It is strange, to say the least, that hardly one dissenting voice has been raised by Unionist politicians or Protestant ministers against the proposal to bring the Pope to Belfast.
While on the one hand, the peace process requires both sides to go the extra mile, on the other hand in a ‘new’ Northern Ireland dissent should at least be tolerated, particularly on sensitive religious matters.
There are some things which neither unionists or nationalists, Protestants or Catholics, should feel compelled to support or even be neutral over. Every man should be able to freely and openly express his convictions. He must be true to himself.
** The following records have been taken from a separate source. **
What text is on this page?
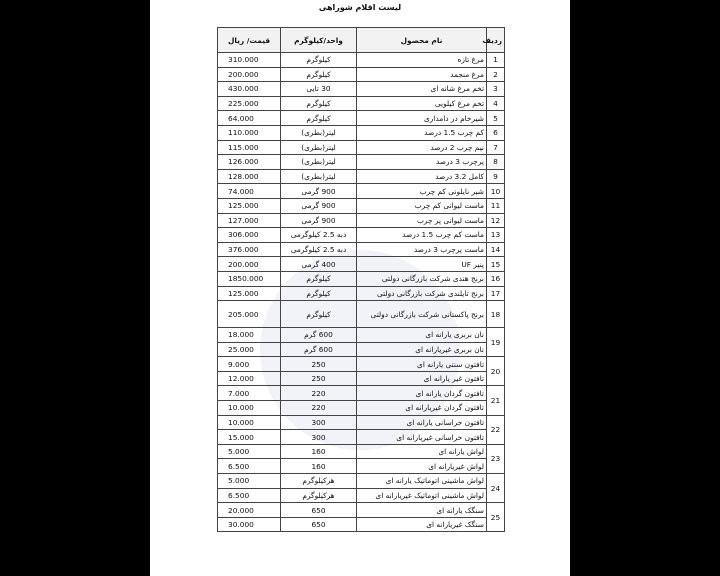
لیست اقلام شوراهی
ردیف	نام محصول	واحد/کیلوگرم	قیمت/ ریال
1	مرغ تازه	کیلوگرم	310.000
2	مرغ منجمد	کیلوگرم	200.000
3	تخم مرغ شانه ای	30 تایی	430.000
4	تخم مرغ کیلویی	کیلوگرم	225.000
5	شیرخام در دامداری	کیلوگرم	64.000
6	کم چرب 1.5 درصد	لیتر(بطری)	110.000
7	نیم چرب 2 درصد	لیتر(بطری)	115.000
8	پرچرب 3 درصد	لیتر(بطری)	126.000
9	کامل 3.2 درصد	لیتر(بطری)	128.000
10	شیر نایلونی کم چرب	900 گرمی	74.000
11	ماست لیوانی کم چرب	900 گرمی	125.000
12	ماست لیوانی پر چرب	900 گرمی	127.000
13	ماست کم چرب 1.5 درصد	دبه 2.5 کیلوگرمی	306.000
14	ماست پرچرب 3 درصد	دبه 2.5 کیلوگرمی	376.000
15	پنیر UF	400 گرمی	200.000
16	برنج هندی شرکت بازرگانی دولتی	کیلوگرم	1850.000
17	برنج تایلندی شرکت بازرگانی دولتی	کیلوگرم	125.000
18	برنج پاکستانی شرکت بازرگانی دولتی	کیلوگرم	205.000
19	نان بربری یارانه ای	600 گرم	18.000
	نان بربری غیریارانه ای	600 گرم	25.000
20	تافتون سنتی یارانه ای	250	9.000
	تافتون غیر یارانه ای	250	12.000
21	تافتون گردان یارانه ای	220	7.000
	تافتون گردان غیریارانه ای	220	10.000
22	تافتون خراسانی یارانه ای	300	10.000
	تافتون خراسانی غیریارانه ای	300	15.000
23	لواش یارانه ای	160	5.000
	لواش غیریارانه ای	160	6.500
24	لواش ماشینی اتوماتیک یارانه ای	هرکیلوگرم	5.000
	لواش ماشینی اتوماتیک غیریارانه ای	هرکیلوگرم	6.500
25	سنگک یارانه ای	650	20.000
	سنگک غیریارانه ای	650	30.000
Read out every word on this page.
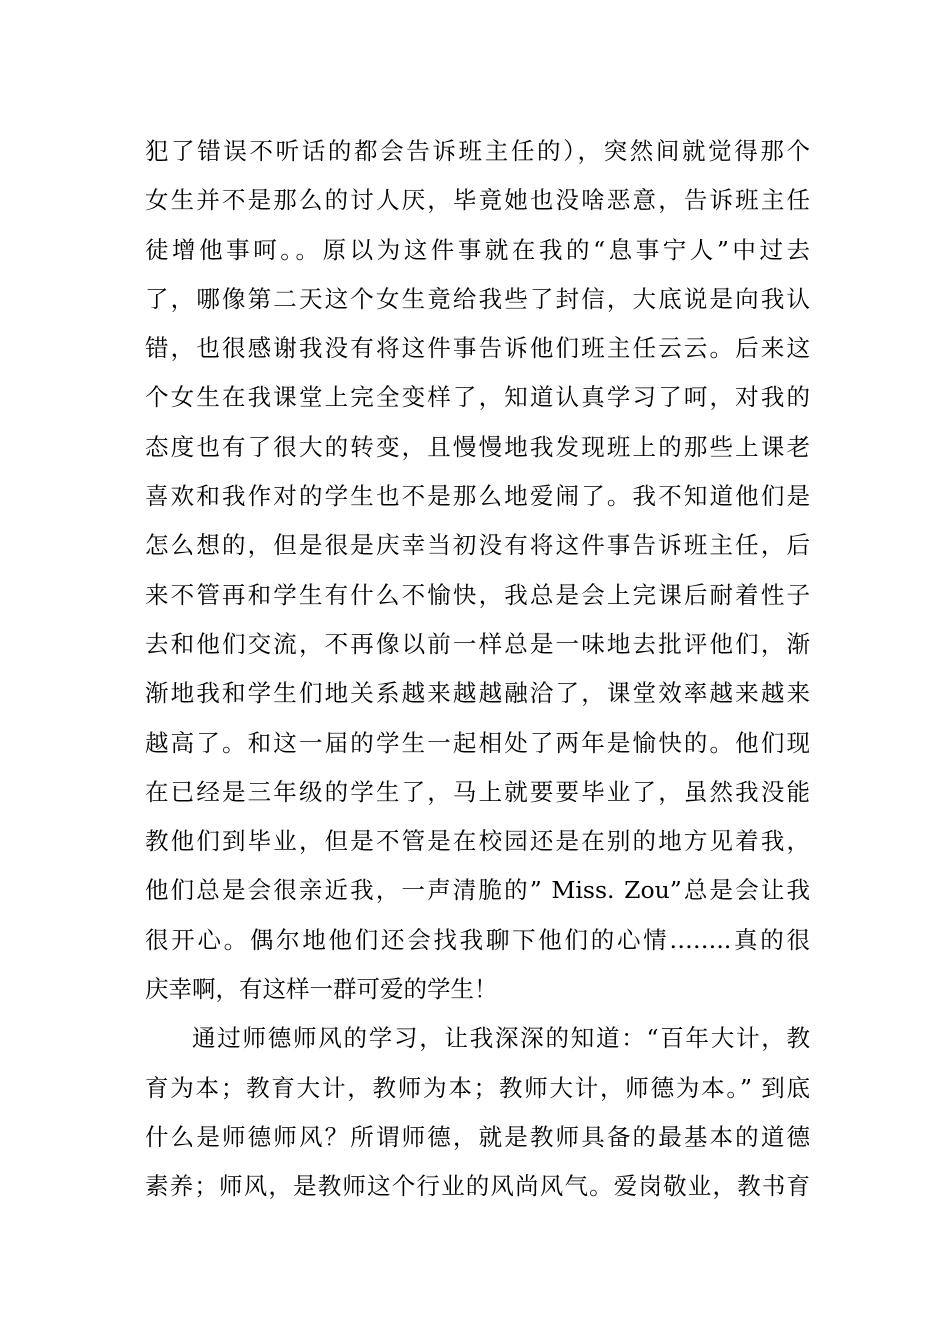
犯了错误不听话的都会告诉班主任的），突然间就觉得那个
女生并不是那么的讨人厌，毕竟她也没啥恶意，告诉班主任
徒增他事呵。。原以为这件事就在我的“息事宁人”中过去
了，哪像第二天这个女生竟给我些了封信，大底说是向我认
错，也很感谢我没有将这件事告诉他们班主任云云。后来这
个女生在我课堂上完全变样了，知道认真学习了呵，对我的
态度也有了很大的转变，且慢慢地我发现班上的那些上课老
喜欢和我作对的学生也不是那么地爱闹了。我不知道他们是
怎么想的，但是很是庆幸当初没有将这件事告诉班主任，后
来不管再和学生有什么不愉快，我总是会上完课后耐着性子
去和他们交流，不再像以前一样总是一味地去批评他们，渐
渐地我和学生们地关系越来越越融洽了，课堂效率越来越来
越高了。和这一届的学生一起相处了两年是愉快的。他们现
在已经是三年级的学生了，马上就要要毕业了，虽然我没能
教他们到毕业，但是不管是在校园还是在别的地方见着我，
他们总是会很亲近我，一声清脆的” Miss. Zou”总是会让我
很开心。偶尔地他们还会找我聊下他们的心情……..真的很
庆幸啊，有这样一群可爱的学生！
通过师德师风的学习，让我深深的知道：“百年大计，教
育为本；教育大计，教师为本；教师大计，师德为本。” 到底
什么是师德师风？所谓师德，就是教师具备的最基本的道德
素养；师风，是教师这个行业的风尚风气。爱岗敬业，教书育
That is why it is so hard to understand the neutral stance taken by the DUP, UUP and PUP on Belfast City. Unionists were true to themselves over the flag issue, but are remarkably subdued when it comes to a matter of greater import – welcoming to the province’s capital a man who is the very antithesis of Protestantism.
What of the rapid change in the DUP leader’s stance? Within a matter of a few days he changed his stance from “no need or desire” to meet the head of the Roman Catholic Church, to – “Yes, under certain circumstances.”
To consent to meeting the Pope if he comes a head of state, but not if he comes in a pastoral role is unreasonable and unworkable. What is more, Mr Robinson is well aware of the fact that the Pope is not merely a head of state, but is chiefly a religious leader. The Vatican State is essentially a religious state. Therefore to consent at all to meeting him, will be seen as a come-on by the Roman Catholic leadership and not “hypothetical” in the slightest. It is an open invitation.
Before consenting to meet Pope Francis, he should have considered whether or not it was appropriate. There has been enough controversy over the disappeared in Ulster’s troubles and controversy surrounds the former Jesuit Provincial of Argentina in respect of the disappeared in the ‘Dirty War’ in his home country, where the upper echelons of the church were seen as too cosy with the military junta.